Thank you so much for taking the time to write. I'm so happy you and your husband loved this recipe. Produce deliveries are so much fun, especially when something new shows up. I hope you make it again and again. 🙂 ~Valentina
Saras Ganapathy
So easy, and absolutely delicious. My grandson demolished them!
Valentina
That's fantastic. So happy he loved them so much! He must have a good palate. 😉 ~Valentina
Ruth
Was looking for an innovative solution for the daikon in our weekly 'this is what we grew this week' veg box and came across this - Like above commenter, also used about half the oil and it came out delicious. Thank you for this recipe.
Valentina
Thanks so much, Ruth. So happy you liked this recipe. And great to know you had success using less oil. Hope you keep enjoying the site! 🙂 ~Valentina
Beth
Really delicious. I cooked mine in an Air Fryer at 400 degrees for 15 minutes.
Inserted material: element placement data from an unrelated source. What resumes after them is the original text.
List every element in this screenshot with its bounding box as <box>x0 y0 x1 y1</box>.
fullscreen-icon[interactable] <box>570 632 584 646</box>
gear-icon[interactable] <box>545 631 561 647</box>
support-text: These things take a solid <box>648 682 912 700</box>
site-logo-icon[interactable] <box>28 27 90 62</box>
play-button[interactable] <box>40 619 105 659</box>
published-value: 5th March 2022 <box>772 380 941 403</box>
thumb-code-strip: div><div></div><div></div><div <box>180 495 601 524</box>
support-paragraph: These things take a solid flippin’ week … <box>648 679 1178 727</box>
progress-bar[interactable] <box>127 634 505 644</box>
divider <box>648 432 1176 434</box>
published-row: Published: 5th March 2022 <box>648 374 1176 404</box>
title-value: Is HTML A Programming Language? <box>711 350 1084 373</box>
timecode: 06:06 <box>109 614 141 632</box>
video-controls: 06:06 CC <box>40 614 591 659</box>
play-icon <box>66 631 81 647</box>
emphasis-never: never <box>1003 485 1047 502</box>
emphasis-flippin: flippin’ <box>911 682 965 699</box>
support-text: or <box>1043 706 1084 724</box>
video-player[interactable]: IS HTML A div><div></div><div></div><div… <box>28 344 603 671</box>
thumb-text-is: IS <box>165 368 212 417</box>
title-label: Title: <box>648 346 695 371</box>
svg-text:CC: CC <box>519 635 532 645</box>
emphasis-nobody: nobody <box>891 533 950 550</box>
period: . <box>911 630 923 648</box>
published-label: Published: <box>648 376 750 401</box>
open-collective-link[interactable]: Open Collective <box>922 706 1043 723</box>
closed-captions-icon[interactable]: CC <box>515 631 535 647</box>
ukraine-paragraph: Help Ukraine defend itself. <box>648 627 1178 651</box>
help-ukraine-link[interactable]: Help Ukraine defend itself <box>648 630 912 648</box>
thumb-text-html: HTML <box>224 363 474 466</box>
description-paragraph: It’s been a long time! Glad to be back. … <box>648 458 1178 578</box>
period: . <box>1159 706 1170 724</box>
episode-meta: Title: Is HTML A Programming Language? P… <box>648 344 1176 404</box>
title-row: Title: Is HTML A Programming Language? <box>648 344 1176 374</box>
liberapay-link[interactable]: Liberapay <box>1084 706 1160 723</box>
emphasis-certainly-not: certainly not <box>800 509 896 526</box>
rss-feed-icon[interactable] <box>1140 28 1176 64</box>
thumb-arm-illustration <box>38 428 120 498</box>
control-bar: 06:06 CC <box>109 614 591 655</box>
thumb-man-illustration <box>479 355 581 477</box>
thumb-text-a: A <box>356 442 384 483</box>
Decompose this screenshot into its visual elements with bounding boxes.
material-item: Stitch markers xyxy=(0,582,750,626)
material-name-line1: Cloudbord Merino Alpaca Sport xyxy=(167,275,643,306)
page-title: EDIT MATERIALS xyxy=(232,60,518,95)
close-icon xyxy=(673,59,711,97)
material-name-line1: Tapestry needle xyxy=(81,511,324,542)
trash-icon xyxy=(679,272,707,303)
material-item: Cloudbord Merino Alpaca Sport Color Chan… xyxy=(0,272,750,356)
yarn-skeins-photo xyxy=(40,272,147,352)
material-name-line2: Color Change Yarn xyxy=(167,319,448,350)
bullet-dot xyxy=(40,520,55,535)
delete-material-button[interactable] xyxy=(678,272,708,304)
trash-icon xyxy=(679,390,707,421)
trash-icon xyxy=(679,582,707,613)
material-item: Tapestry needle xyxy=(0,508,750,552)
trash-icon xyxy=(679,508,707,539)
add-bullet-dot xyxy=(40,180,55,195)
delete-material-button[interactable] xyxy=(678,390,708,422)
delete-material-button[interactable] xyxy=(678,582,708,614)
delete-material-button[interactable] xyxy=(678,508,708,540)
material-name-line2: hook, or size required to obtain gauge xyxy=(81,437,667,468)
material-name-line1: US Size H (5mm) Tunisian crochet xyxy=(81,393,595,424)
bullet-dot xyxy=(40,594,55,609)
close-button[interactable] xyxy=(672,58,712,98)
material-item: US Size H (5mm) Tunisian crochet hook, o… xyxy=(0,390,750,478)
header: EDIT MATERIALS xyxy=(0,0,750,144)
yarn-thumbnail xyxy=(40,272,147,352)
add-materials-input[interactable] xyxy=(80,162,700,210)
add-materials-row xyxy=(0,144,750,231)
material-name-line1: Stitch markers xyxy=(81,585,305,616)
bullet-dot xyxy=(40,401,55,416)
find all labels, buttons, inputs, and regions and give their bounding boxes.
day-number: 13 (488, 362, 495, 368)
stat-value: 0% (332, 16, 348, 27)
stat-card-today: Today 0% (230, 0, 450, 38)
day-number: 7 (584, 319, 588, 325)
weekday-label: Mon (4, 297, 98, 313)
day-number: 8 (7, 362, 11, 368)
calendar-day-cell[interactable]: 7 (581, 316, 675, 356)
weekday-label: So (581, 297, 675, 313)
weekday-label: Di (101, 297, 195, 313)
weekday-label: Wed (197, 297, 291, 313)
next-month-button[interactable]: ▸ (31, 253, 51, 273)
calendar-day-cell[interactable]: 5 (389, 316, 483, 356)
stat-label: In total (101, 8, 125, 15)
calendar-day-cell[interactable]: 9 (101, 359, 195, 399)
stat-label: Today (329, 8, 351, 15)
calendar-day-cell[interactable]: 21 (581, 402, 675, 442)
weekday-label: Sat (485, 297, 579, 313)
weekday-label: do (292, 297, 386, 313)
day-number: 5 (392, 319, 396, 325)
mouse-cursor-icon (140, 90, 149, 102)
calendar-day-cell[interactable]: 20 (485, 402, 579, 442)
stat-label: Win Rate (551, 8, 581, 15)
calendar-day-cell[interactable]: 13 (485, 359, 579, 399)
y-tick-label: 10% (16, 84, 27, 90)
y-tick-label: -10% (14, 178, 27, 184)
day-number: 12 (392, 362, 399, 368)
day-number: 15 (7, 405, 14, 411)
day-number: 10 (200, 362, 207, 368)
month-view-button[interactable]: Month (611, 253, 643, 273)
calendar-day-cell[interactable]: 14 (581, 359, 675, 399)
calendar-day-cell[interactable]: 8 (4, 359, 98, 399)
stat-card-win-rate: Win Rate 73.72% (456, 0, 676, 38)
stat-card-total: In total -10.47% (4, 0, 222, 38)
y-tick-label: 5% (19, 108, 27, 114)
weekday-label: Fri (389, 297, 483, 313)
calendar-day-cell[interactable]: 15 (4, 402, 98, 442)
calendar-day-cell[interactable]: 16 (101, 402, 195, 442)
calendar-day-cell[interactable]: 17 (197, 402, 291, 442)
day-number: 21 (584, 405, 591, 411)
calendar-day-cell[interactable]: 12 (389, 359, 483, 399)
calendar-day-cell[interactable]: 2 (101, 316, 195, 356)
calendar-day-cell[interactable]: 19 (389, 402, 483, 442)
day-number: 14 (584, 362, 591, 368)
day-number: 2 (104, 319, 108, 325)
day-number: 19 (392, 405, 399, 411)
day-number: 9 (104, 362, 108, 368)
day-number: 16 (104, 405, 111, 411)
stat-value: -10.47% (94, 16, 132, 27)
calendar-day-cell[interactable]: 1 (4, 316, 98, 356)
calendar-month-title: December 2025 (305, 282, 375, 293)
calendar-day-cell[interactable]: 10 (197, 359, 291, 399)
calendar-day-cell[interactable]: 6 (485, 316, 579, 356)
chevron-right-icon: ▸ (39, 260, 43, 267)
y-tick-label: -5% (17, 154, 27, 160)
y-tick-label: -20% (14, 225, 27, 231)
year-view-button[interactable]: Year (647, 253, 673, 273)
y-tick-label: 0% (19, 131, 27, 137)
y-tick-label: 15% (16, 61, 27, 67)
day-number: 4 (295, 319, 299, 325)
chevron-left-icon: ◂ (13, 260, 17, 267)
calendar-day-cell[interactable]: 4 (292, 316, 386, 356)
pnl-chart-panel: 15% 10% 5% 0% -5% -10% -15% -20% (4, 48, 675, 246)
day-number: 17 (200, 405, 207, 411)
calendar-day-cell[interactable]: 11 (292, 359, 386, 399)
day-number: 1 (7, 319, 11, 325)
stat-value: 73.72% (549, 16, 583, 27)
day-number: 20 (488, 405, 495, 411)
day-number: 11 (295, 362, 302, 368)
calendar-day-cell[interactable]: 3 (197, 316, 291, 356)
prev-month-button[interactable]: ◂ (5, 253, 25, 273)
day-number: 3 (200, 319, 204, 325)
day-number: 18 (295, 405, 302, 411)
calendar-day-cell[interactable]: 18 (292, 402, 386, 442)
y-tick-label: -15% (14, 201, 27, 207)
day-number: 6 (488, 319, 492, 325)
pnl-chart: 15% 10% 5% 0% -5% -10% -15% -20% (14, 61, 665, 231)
They could have used about 3 minutes more, but I wasn't willing to wait any longer for them 🙂
Valentina
Hi Beth, Thanks so much! Great to know the Air Fryer works well for this recipe, too. So happy you loved them. 🙂 ~Valentina
DianaK
I just made these for lunch and they added such a good flavor and perked up the meal. I like that they are not totally crisp but have enough structure that they make a nice side dish. My husband and I ate on the side and my son ate in his salad. The flavor is right on and compliments the texture, however I didn't have the Chile paste but I used a similar seasoning and it worked fine. Thank you for an alternate way to cook daikon,
Valentina
Hi Diana, Thanks so much for writing in, and I'm so happy you and your family liked this recipe. Love that your son added to a salad -- what a delicious idea.